Example of passing status pages as part of the initial transaction request:

<notification_url>https://www.example.com/notification</notification_url>
<return_success_url>http://www.example.com/success</return_success_url>
<return_failure_url>http://www.example.com/failure</return_failure_url>
<return_cancel_url>http://www.example.com/cancel</return_cancel_url>
<return_pending_url>http://www.example.com/pending</return_pending_url>

Additional actions

There are additional types of requests that you can make to the Genesis gateway before, during, and after the payment transaction.

Capture a transaction

To complete an authorize transaction, send a capture request to transfer the reserved funds from your customer’s account.

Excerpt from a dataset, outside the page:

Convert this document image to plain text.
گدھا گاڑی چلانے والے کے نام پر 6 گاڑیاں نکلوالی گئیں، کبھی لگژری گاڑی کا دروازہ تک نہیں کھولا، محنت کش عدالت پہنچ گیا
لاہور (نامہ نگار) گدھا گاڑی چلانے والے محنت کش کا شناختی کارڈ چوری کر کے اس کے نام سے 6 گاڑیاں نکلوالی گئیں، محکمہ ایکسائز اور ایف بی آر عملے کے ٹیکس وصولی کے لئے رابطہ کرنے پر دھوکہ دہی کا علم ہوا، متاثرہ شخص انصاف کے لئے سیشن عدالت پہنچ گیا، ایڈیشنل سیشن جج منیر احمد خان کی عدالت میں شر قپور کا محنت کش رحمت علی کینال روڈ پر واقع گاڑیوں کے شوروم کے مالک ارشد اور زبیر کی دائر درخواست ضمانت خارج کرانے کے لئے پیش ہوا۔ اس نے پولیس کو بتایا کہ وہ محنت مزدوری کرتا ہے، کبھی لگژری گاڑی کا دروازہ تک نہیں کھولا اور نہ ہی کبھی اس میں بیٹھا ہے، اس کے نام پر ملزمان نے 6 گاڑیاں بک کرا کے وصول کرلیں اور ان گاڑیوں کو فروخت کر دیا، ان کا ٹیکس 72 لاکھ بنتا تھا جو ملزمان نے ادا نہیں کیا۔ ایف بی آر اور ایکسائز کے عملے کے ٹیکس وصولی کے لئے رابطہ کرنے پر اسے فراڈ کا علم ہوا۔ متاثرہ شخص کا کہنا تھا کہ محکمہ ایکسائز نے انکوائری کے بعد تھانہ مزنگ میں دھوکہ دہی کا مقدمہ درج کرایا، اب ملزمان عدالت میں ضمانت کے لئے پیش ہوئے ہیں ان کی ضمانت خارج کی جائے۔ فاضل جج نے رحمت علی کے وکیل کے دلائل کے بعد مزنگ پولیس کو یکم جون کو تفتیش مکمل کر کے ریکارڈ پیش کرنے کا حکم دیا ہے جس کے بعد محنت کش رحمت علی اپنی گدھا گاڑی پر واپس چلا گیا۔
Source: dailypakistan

Use the unique_id from the authorize request in the reference_id field of the capture request.

Example of a capture request:

  <?xml version=”1.0″ encoding=”UTF-8″?>
  <payment_transaction>
    <transaction_type>capture</transaction_type>
    <transaction_id>119643250547501c79d8295</transaction_id>
    <usage>40208 concert tickets</usage>
    <remote_ip>123.456.789.0</remote_ip>
    <reference_id>43672</reference_id>
    <amount>100</amount>
    <currency>USD</currency>
  </payment_transaction>

You can only capture funds reserved through a successful authorize request for the same transaction on the same terminal. See the capture API documentation for more information and code samples.

Reconcile a transaction

Send a reconcile request to the Genesis gateway to get information about a transaction. Reconcile a transaction to verify a successful payment, or to get information about a transaction that has timed out, returned an error, or is in chargeback.

Reconcile a transaction by sending a request that contains the unique_id returned by the transaction request.

Example of a Reconcile request:

  <?xml version=”1.0″ encoding=”UTF-8″?>
  <reconcile>
    <unique_id>44177a21403427eb96664a6d7e5d5d48</unique_id>
  </reconcile>

See the reconcile API documentation for the complete list of reconcile parameters and code samples.